Shelter Homes

A Place Called Home

Every year, the birds make their southward journey, the salmon fish travels all the way back to their natal river to reproduce. A sense of safety, comfort and belongingness beckons us, to the place we all call home. When the protagonist in the film highway, gets abducted by a gang of thugs for ransom, she says, “Tum mujhe jahan se laye ho main wahan wapas nahi jaana chahti” (I do not want to go back to where you brought me from). That one powerful sentence defines the life and the world of tens of thousands of women and girls who face sexual abuse or violence from fathers, husbands, uncles or in-laws in their own house or the marital home.

Shelter Homes

A house is more than four walls and a roof. A place where women suffer routine violence and loss of dignity, cannot qualify as home. The right of every human being, to live in a safe and secure home and community, is termed as the right to adequate housing. The UN Special Rapporteur on adequate housing, defines adequate housing as, “The right of every woman, man, youth and child to gain and sustain a safe and secure home and community in which to live in peace and dignity”. Figures on homelessness have remained divergent. While the Delhi Government’s Homeless Survey 2010 estimated, that there were 67, 151 homeless people in Delhi, civil society organisations have often seen government figures as a grossly underestimated number.

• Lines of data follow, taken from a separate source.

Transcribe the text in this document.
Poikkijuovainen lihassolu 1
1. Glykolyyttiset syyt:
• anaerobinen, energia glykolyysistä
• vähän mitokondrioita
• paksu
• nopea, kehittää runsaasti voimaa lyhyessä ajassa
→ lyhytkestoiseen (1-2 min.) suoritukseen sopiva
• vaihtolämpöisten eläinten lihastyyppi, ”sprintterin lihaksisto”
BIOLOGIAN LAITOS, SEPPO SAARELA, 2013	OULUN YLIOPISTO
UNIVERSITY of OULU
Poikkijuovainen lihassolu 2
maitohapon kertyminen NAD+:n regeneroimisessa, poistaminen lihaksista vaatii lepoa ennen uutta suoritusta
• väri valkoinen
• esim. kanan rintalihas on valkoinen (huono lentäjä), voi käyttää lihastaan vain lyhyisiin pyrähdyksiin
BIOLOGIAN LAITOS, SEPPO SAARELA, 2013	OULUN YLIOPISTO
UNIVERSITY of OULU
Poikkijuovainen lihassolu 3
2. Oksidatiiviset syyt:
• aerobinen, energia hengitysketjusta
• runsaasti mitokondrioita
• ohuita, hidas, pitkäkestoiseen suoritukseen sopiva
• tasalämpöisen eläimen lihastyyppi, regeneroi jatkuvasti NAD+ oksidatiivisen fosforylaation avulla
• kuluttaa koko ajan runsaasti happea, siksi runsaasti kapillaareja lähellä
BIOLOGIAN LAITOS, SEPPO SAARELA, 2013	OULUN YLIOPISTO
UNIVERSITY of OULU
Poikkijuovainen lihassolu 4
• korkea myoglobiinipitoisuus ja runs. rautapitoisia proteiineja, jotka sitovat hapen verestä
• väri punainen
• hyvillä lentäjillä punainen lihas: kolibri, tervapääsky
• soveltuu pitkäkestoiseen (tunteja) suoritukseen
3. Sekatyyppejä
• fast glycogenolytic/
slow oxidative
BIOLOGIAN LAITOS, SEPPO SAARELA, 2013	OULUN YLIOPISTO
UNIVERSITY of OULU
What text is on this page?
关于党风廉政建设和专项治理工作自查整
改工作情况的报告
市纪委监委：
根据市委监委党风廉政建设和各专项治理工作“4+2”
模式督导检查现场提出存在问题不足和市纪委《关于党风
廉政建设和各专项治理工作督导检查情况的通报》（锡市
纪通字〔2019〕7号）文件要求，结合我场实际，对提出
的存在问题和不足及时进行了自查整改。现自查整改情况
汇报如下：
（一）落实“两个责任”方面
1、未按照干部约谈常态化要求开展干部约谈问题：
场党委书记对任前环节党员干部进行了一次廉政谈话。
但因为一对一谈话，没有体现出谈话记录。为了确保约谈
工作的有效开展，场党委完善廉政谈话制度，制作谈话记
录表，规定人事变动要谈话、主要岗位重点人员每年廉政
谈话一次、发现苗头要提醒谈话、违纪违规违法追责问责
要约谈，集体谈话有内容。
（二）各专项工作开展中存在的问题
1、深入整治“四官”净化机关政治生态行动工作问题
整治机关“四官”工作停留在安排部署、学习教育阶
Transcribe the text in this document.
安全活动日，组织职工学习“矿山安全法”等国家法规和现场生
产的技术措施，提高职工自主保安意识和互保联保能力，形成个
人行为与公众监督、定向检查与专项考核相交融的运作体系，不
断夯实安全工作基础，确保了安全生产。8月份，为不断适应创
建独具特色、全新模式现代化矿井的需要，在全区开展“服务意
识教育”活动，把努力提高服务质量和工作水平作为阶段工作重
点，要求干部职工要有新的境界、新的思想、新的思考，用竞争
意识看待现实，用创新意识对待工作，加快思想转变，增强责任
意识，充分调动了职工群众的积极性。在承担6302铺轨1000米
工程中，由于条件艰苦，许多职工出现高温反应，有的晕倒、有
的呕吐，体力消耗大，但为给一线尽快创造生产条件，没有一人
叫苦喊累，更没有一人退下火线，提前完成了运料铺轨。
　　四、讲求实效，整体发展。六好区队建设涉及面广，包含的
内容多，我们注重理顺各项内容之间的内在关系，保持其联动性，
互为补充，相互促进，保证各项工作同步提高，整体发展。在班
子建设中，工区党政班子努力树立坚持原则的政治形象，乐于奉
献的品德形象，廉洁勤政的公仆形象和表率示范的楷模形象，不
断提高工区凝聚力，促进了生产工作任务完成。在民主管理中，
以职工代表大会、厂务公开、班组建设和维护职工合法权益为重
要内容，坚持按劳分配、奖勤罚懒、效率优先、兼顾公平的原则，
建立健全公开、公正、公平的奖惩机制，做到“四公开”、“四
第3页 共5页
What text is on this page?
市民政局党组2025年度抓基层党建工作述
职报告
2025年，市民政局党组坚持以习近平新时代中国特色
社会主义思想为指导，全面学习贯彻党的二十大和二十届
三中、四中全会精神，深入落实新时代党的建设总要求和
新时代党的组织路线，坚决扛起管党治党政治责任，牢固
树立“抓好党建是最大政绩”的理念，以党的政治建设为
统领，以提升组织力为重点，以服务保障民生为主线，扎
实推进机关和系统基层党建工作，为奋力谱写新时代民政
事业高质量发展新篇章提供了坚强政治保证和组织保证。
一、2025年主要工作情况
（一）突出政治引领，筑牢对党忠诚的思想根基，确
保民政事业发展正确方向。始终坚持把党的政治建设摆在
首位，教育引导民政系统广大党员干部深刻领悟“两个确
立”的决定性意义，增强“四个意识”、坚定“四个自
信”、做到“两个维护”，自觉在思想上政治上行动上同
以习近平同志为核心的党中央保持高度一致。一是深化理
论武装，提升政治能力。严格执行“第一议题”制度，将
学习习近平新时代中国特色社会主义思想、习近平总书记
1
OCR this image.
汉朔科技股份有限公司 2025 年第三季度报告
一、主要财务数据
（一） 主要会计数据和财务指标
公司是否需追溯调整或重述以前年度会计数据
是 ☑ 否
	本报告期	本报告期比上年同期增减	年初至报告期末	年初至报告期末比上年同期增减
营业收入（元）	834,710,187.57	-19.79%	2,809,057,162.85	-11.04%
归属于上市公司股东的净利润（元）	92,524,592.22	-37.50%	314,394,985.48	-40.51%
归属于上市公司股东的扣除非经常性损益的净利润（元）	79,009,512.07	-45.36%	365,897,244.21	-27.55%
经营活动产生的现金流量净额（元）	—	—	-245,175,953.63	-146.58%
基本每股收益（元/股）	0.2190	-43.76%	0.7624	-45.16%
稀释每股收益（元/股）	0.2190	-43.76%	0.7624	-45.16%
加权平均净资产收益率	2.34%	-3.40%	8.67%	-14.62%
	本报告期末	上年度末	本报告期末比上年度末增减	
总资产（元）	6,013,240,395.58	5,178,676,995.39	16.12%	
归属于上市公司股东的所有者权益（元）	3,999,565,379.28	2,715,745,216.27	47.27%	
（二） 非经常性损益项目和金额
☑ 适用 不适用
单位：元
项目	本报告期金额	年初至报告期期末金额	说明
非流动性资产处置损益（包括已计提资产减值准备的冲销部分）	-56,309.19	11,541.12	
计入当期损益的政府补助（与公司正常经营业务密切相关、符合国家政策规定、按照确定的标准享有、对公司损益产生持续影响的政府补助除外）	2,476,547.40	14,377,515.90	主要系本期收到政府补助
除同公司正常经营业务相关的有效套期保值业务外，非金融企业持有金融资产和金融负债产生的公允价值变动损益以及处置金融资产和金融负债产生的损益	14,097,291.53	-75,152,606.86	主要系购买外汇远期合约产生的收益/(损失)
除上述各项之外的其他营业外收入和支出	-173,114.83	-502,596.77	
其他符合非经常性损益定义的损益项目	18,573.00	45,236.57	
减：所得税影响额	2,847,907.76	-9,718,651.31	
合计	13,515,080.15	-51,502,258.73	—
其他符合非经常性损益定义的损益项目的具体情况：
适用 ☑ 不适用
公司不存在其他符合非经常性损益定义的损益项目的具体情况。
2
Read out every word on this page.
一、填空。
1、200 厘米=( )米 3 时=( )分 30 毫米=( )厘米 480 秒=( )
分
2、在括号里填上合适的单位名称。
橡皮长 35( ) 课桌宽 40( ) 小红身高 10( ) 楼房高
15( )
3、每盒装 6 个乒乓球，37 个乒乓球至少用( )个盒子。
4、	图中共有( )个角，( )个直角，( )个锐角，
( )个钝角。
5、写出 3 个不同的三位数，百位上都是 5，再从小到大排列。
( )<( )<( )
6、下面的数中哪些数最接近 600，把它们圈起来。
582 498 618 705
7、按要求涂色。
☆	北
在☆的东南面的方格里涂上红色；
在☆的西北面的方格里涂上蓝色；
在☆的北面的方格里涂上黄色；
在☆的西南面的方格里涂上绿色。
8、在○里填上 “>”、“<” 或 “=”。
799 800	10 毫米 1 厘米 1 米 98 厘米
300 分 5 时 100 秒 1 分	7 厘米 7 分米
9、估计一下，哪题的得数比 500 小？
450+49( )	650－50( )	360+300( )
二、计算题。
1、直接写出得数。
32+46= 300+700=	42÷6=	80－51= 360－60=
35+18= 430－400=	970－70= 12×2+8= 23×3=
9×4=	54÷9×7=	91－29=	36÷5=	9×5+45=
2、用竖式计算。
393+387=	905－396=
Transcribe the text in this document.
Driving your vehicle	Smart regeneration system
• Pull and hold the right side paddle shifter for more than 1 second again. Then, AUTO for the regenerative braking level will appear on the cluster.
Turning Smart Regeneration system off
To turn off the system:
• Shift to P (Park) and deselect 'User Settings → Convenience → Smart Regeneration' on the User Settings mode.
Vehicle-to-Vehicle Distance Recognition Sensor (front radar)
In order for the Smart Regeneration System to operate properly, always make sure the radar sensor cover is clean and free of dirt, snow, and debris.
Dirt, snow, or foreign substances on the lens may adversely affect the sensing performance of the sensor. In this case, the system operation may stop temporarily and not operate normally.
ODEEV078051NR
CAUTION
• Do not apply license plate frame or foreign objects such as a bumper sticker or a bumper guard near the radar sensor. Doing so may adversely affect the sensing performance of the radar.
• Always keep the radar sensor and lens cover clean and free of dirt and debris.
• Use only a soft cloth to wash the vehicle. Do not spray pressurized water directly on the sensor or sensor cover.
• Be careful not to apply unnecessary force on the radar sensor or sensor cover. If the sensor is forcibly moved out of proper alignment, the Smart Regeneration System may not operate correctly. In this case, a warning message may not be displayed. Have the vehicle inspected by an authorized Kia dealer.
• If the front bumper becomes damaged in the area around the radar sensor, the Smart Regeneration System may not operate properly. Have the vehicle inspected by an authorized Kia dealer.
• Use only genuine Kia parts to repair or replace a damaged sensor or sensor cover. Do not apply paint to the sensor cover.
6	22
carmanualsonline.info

Women form one of the groups worst affected by homelessness, and homeless women suffer the worst forms of violence and abuse. In the absence of a safe living space, women often take recourse to living out on the sidewalks of Delhi, exposing themselves and their children to the various forms of physical violence and harsh weather conditions. Homelessness among women is caused by factors such as lack of affordable housing, forced migration from the rural areas, slum demolition without rehabilitation, domestic violence, and inadequacy of law, inequitable planning and breakdown of marriage/partnership.

Although the Protection of Women from Domestic Violence Act, 2005 gives the aggrieved the right to residence in the shared household, victims of domestic violence remain largely deprived of this legal right. Delhi offers very few shelter homes to women, mostly for short duration and have very small intake capacity. The All India Women’s Conference has a short-term shelter home, for women in distress, for a maximum of three years. However, depending on the legal case, the nature of harm and the speed of recovery, women are rehabilitated much earlier. The shelter gets anywhere about 15-20 cases, mostly of women facing marital distress. But the institution also counsels and helps to rehabilitate women victims of sex trafficking and sexual violence like rape.

Matritva Chhaya has two centers, one in Sarai Rohella, and another one in Jahangir Puri. Both are short-term shelter homes for pregnant and lactating women. The shelter is funded by the Ministry of Women and Child Development and caters to pregnant and lactating women, who have either been abandoned by their families, or suffer from mental retardation. The shelter has the facilities of vocational training like stitching, embroidery and beauty culture for the women. It also has a doctor approved menu and counselling.

Mayur Vihar has a shelter home called Premalaya for women victims of abuse. It has a capacity of 6 people, but is currently under renovation and has been shut from the past 4 months. The shelter house provides medicine, food and counselling to the victims.

Whether it is institutions for the homeless, or shelter homes for women, there is a glaring lack of adequate infrastructure. As a vulnerable group, it is women who suffer the worst forms of violence when exposed to unsafe, unhygienic or undignified living spaces. A safe city must have proper shelter homes for all women who suffer inadequacy, whether in the form of physical, mental or economic distress.